`mpileup`¶

Purpose¶

Builds pileup evidence from filtered BAM, filters candidate loci, and creates chunk metadata for later parallel processing.

Input key	Source step/config	Required	Interpretation
`in_filter_bam`	`bam_processing` output	Yes	Filtered BAM used as pileup evidence source. Missing file will stop this step.
`genome_fasta`	`resource_details.genome_fasta`	Yes	Reference FASTA required by pileup and downstream filtering logic.
`regions_file`	top-level `regions_file`	No	If provided, limits analysis to target regions (useful for focused reruns/debugging).
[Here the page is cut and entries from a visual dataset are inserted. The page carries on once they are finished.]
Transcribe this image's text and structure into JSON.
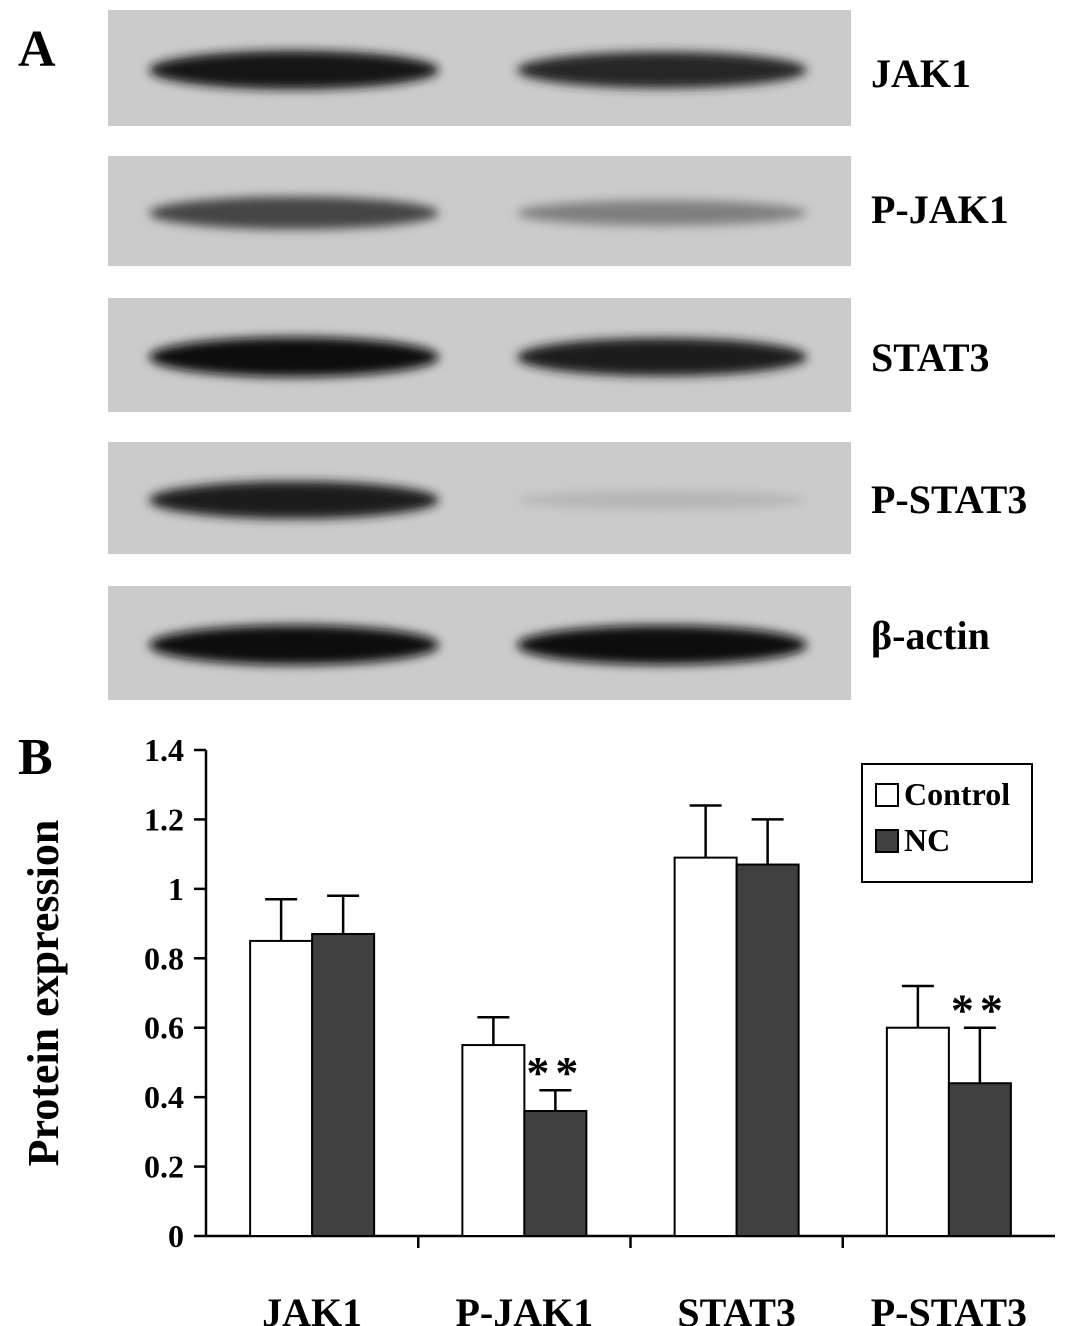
{
  "panel_a": {
    "letter": "A",
    "blots": [
      {
        "label": "JAK1",
        "lane1_intensity": 0.95,
        "lane2_intensity": 0.85
      },
      {
        "label": "P-JAK1",
        "lane1_intensity": 0.7,
        "lane2_intensity": 0.4
      },
      {
        "label": "STAT3",
        "lane1_intensity": 1.0,
        "lane2_intensity": 0.92
      },
      {
        "label": "P-STAT3",
        "lane1_intensity": 0.9,
        "lane2_intensity": 0.12
      },
      {
        "label": "β-actin",
        "lane1_intensity": 1.0,
        "lane2_intensity": 0.98
      }
    ]
  },
  "panel_b": {
    "letter": "B"
  },
  "chart_data": {
    "type": "bar",
    "title": "",
    "xlabel": "",
    "ylabel": "Protein expression",
    "ylim": [
      0,
      1.4
    ],
    "yticks": [
      "0",
      "0.2",
      "0.4",
      "0.6",
      "0.8",
      "1",
      "1.2",
      "1.4"
    ],
    "categories": [
      "JAK1",
      "P-JAK1",
      "STAT3",
      "P-STAT3"
    ],
    "series": [
      {
        "name": "Control",
        "color": "#ffffff",
        "values": [
          0.85,
          0.55,
          1.09,
          0.6
        ],
        "errors": [
          0.12,
          0.08,
          0.15,
          0.12
        ]
      },
      {
        "name": "NC",
        "color": "#404040",
        "values": [
          0.87,
          0.36,
          1.07,
          0.44
        ],
        "errors": [
          0.11,
          0.06,
          0.13,
          0.16
        ]
      }
    ],
    "significance": [
      {
        "category": "P-JAK1",
        "series": "NC",
        "text": "**"
      },
      {
        "category": "P-STAT3",
        "series": "NC",
        "text": "**"
      }
    ],
    "legend_position": "top-right",
    "grid": false
  }
}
Parameter	Type	Typical/default	Interpretation
`min_depth`	int	`30` (template)	Minimum depth required for candidate retention after pileup filtering. Higher value reduces low-support candidates.
`max_depth`	int	`200000` (template)	Upper depth cap to avoid extreme-depth artifacts and unstable loci.
`min_mapq`	int	`0`	Minimum read mapping quality in pileup collection/filtering.
`min_baseq`	int	`0`	Minimum base quality used for pileup evidence.
`exclude_flag`	int	`0`	SAM flag mask to exclude reads. Use cautiously because aggressive masks may remove true evidence.
`enable_split`	bool	`true`	If enabled, large filtered pileup outputs are split into chunks for downstream parallel steps.
`split_threshold`	int	`10` (template)	Line-count threshold to trigger splitting.
`chrom_chunk_size`	int	`10` (template)	Chunk-size control for autosome splitting.
`chrM_chunk_size`	int	`10` (template)	Chunk-size control for mitochondrial chromosome splitting.
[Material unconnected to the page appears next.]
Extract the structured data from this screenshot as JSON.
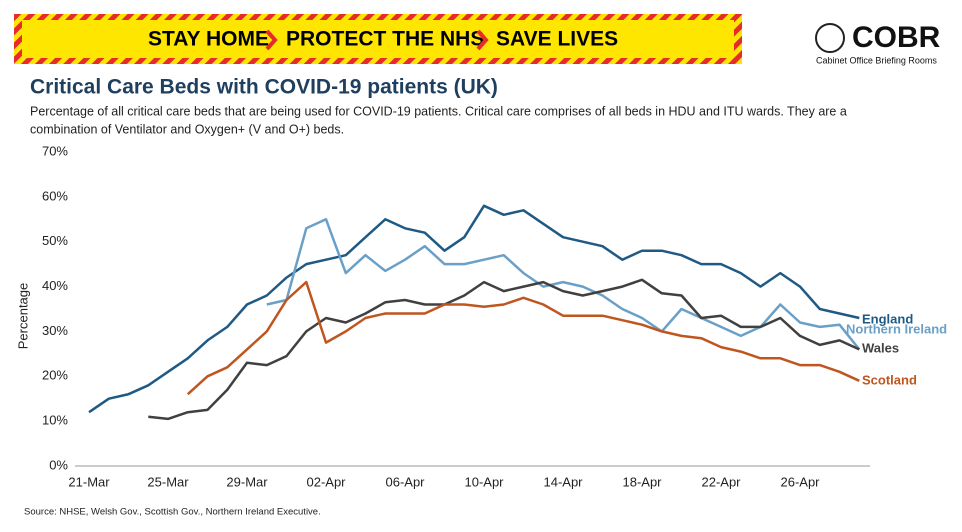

Increase min_depth when false positives are driven by sparse coverage.
Keep max_depth high enough to retain informative deep loci, but not so high that PCR hotspots dominate.
Use regions_file for targeted reruns/debugging to reduce runtime.
Use enable_split for large genomes/runs to improve downstream parallel throughput.

This step can split large genome tasks and emit chunk manifests for downstream processing.
Chunk metadata (umi_combine_chunk_manifest.tsv) is consumed directly by umi_combine.